Sum of independent exponential variables

In a homogeneous Poisson process, the time until the \(k\)'th event is

\[ X \;\; = \; \; \sum_{i=1}^k {Y_i} \]

where \(Y_1\) is the time to the first event, \(Y_2\) is the time from the first event to the second, and so on. From the memoryless property of a homogeneous Poisson process, the \(\{Y_i\}\) are independent and they all have \(\ExponDistn(\lambda)\) distributions.

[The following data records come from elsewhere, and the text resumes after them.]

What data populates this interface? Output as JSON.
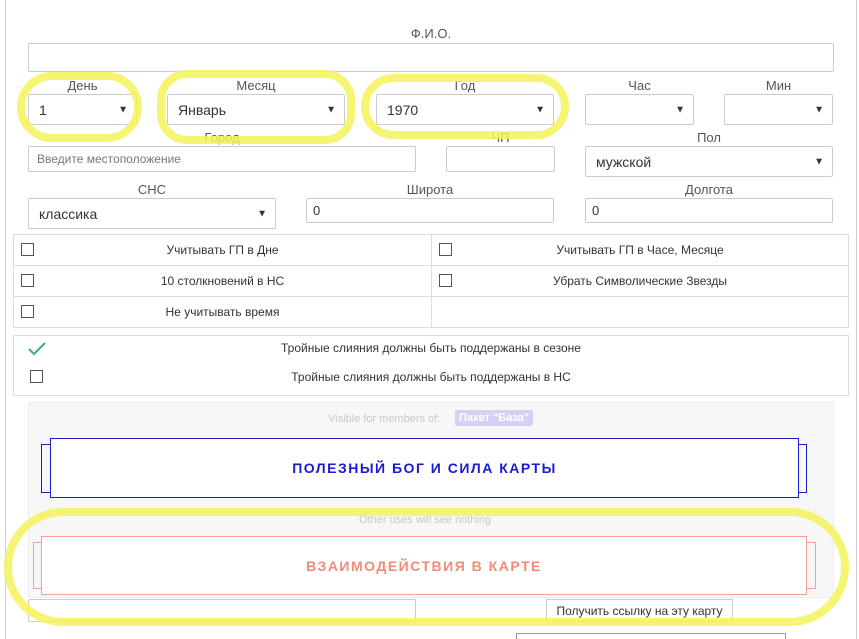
{
  "form": {
    "fio_label": "Ф.И.О.",
    "fio_value": "",
    "day_label": "День",
    "day_value": "1",
    "month_label": "Месяц",
    "month_value": "Январь",
    "year_label": "Год",
    "year_value": "1970",
    "hour_label": "Час",
    "hour_value": "",
    "min_label": "Мин",
    "min_value": "",
    "city_label": "Город",
    "city_placeholder": "Введите местоположение",
    "tz_label": "ЧП",
    "tz_value": "",
    "sex_label": "Пол",
    "sex_value": "мужской",
    "cns_label": "СНС",
    "cns_value": "классика",
    "lat_label": "Широта",
    "lat_value": "0",
    "lon_label": "Долгота",
    "lon_value": "0"
  },
  "options": [
    {
      "label": "Учитывать ГП в Дне",
      "checked": false
    },
    {
      "label": "Учитывать ГП в Часе, Месяце",
      "checked": false
    },
    {
      "label": "10 столкновений в НС",
      "checked": false
    },
    {
      "label": "Убрать Символические Звезды",
      "checked": false
    },
    {
      "label": "Не учитывать время",
      "checked": false
    }
  ],
  "season": [
    {
      "label": "Тройные слияния должны быть поддержаны в сезоне",
      "checked": true
    },
    {
      "label": "Тройные слияния должны быть поддержаны в НС",
      "checked": false
    }
  ],
  "members": {
    "visible_text": "Visible for members of:",
    "badge": "Пакет \"База\"",
    "other_text": "Other uses will see nothing"
  },
  "buttons": {
    "useful_god": "ПОЛЕЗНЫЙ БОГ И СИЛА КАРТЫ",
    "interactions": "ВЗАИМОДЕЙСТВИЯ В КАРТЕ",
    "get_link": "Получить ссылку на эту карту"
  },
  "colors": {
    "highlight": "#f5f25a",
    "primary_button": "#1a1ad0",
    "secondary_button": "#f08b78",
    "check": "#3aa99f"
  },
  "icons": {
    "dropdown": "caret-down-icon",
    "checkmark": "check-icon"
  }
}
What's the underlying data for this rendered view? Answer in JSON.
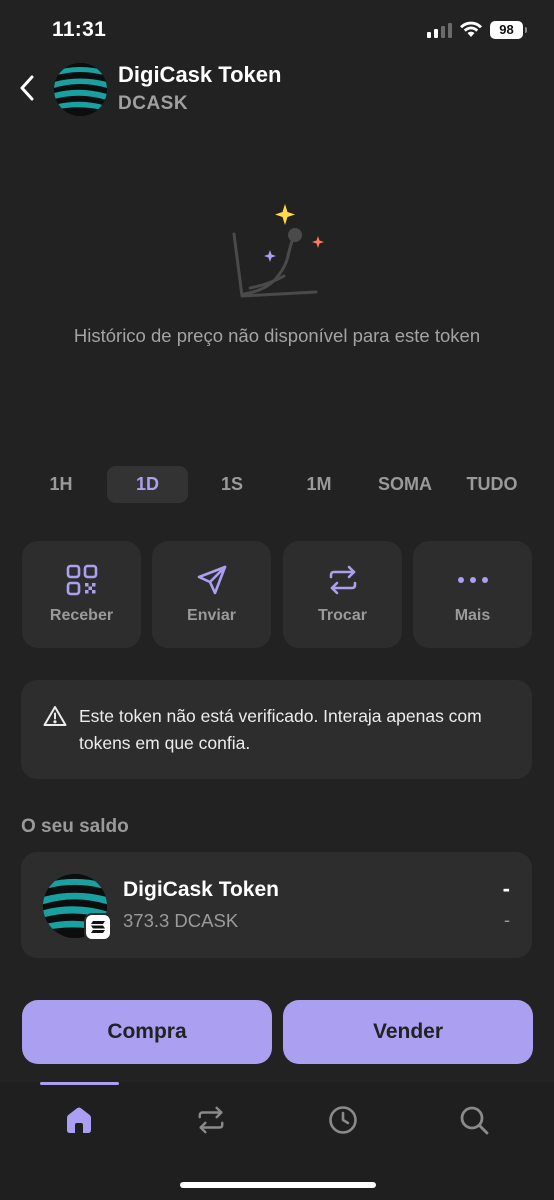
{
  "status_bar": {
    "time": "11:31",
    "battery": "98"
  },
  "header": {
    "token_name": "DigiCask Token",
    "token_symbol": "DCASK"
  },
  "chart_empty": {
    "message": "Histórico de preço não disponível para este token"
  },
  "time_ranges": [
    {
      "label": "1H",
      "active": false
    },
    {
      "label": "1D",
      "active": true
    },
    {
      "label": "1S",
      "active": false
    },
    {
      "label": "1M",
      "active": false
    },
    {
      "label": "SOMA",
      "active": false
    },
    {
      "label": "TUDO",
      "active": false
    }
  ],
  "actions": [
    {
      "label": "Receber",
      "icon": "qr-code-icon"
    },
    {
      "label": "Enviar",
      "icon": "send-icon"
    },
    {
      "label": "Trocar",
      "icon": "swap-icon"
    },
    {
      "label": "Mais",
      "icon": "more-icon"
    }
  ],
  "warning": {
    "text": "Este token não está verificado. Interaja apenas com tokens em que confia.",
    "icon": "warning-icon"
  },
  "balance": {
    "title": "O seu saldo",
    "token_name": "DigiCask Token",
    "amount": "373.3 DCASK",
    "value": "-",
    "change": "-"
  },
  "cta": {
    "buy_label": "Compra",
    "sell_label": "Vender"
  },
  "tabs": [
    {
      "icon": "home-icon",
      "active": true
    },
    {
      "icon": "swap-icon",
      "active": false
    },
    {
      "icon": "history-icon",
      "active": false
    },
    {
      "icon": "search-icon",
      "active": false
    }
  ],
  "colors": {
    "accent": "#ab9ff2",
    "background": "#222222",
    "card": "#2d2d2d",
    "muted": "#9a9a9a"
  }
}
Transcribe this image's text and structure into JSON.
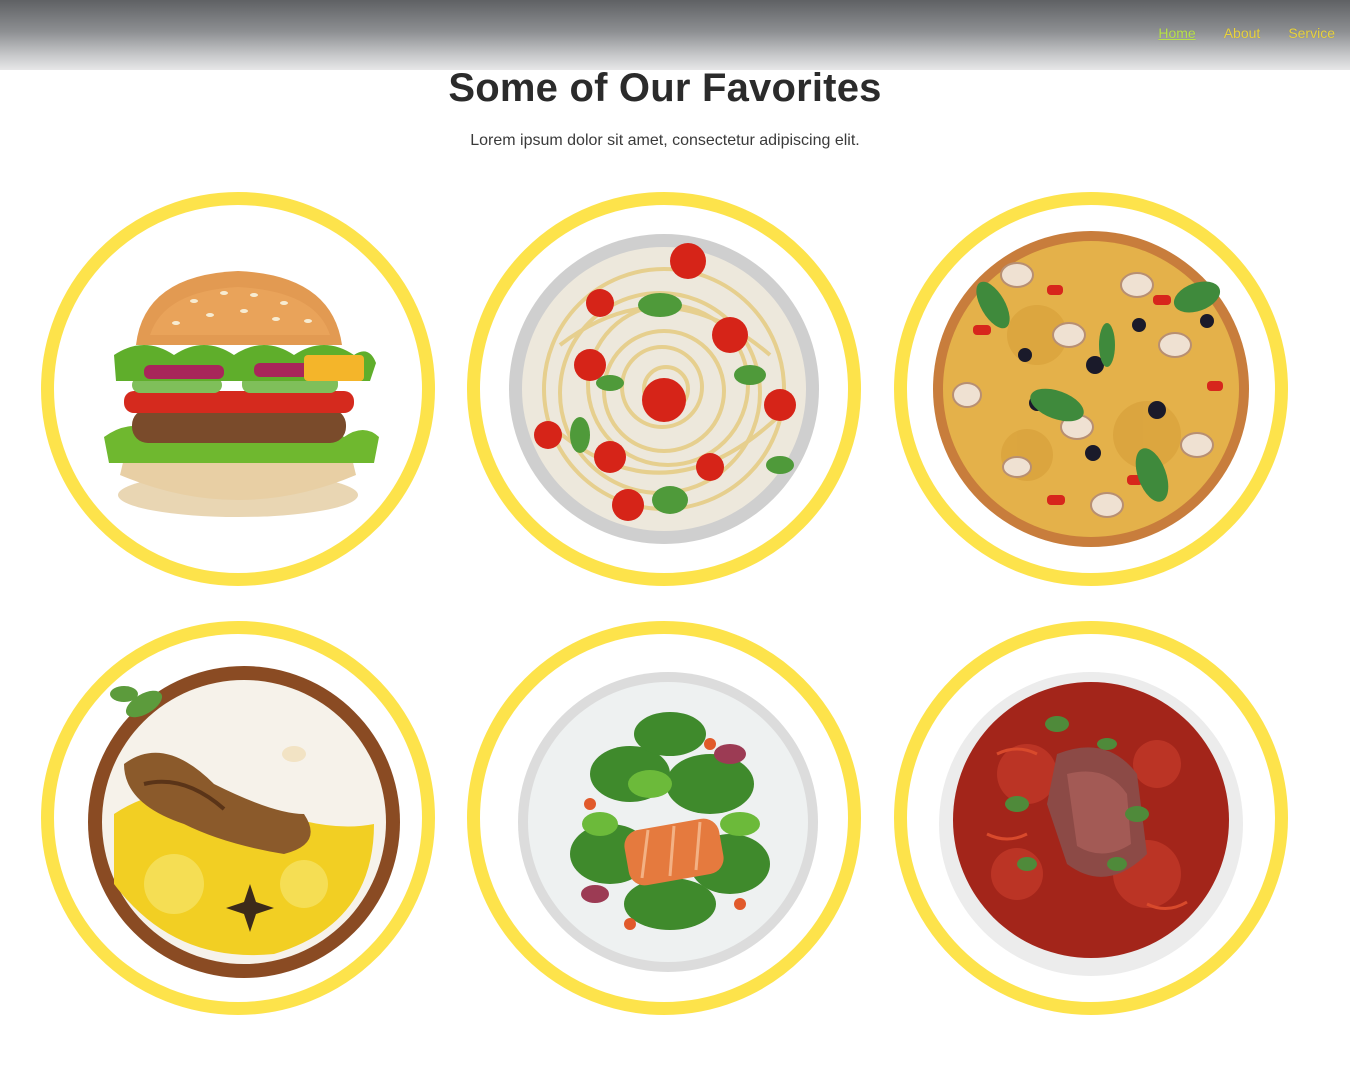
{
  "nav": {
    "items": [
      {
        "label": "Home",
        "active": true
      },
      {
        "label": "About",
        "active": false
      },
      {
        "label": "Service",
        "active": false
      }
    ]
  },
  "section": {
    "title": "Some of Our Favorites",
    "subtitle": "Lorem ipsum dolor sit amet, consectetur adipiscing elit."
  },
  "colors": {
    "ring": "#fde34b",
    "nav_link": "#e8d23c",
    "nav_active": "#b7e14a",
    "title": "#2b2b2b"
  },
  "dishes": [
    {
      "icon": "burger-image"
    },
    {
      "icon": "spaghetti-image"
    },
    {
      "icon": "pizza-image"
    },
    {
      "icon": "biryani-image"
    },
    {
      "icon": "salmon-salad-image"
    },
    {
      "icon": "borscht-soup-image"
    }
  ]
}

Since \(X\) is the sum of a random sample of size \(k\) from an exponential distribution, we can use general results about the sum of a random sample to find its mean and variance.

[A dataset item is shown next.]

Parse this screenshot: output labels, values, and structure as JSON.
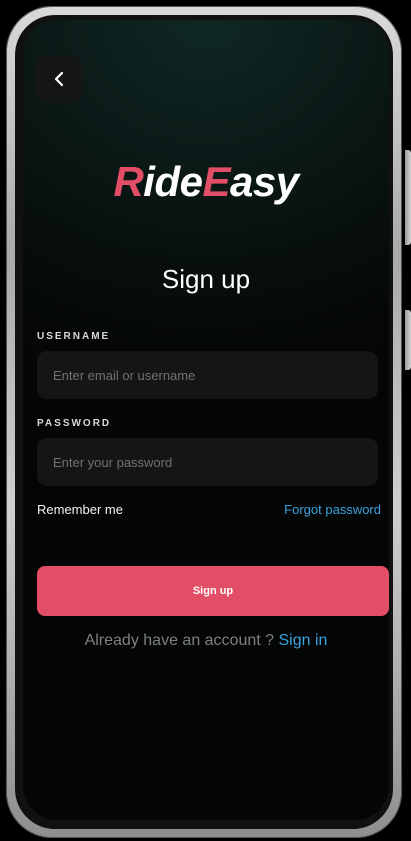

Mean and variance of Erlang distribution

If a random variable, \(X\), has an Erlang distribution with probability density function

\[ f(x) \;\;=\;\; \begin{cases} \dfrac{\lambda^k}{(k-1)!} x^{k-1} e^{-\lambda x} & x \gt 0 \\[0.3em] 0 & \text{otherwise} \end{cases} \]

its mean and variance are

\[ E[X] \;=\; \frac k{\lambda}\spaced{and} \Var(X) \;=\; \frac k{\lambda^2} \]

(Proved in full version)

A final useful property of Erlang distributions that adding together two independent Erlang variables (with the same \(\lambda\)) results in a variable that also has an Erlang distribution.

Additive property of Erlang distributions

If \(X_1 \sim \ErlangDistn(k_1,\; \lambda)\) and \(X_2 \sim \ErlangDistn(k_2,\; \lambda)\) are independent, then

\[ X_1 + X_2 \;\;\sim\;\; \ErlangDistn(k_1 + k_2,\; \lambda) \]

(Proved in full version)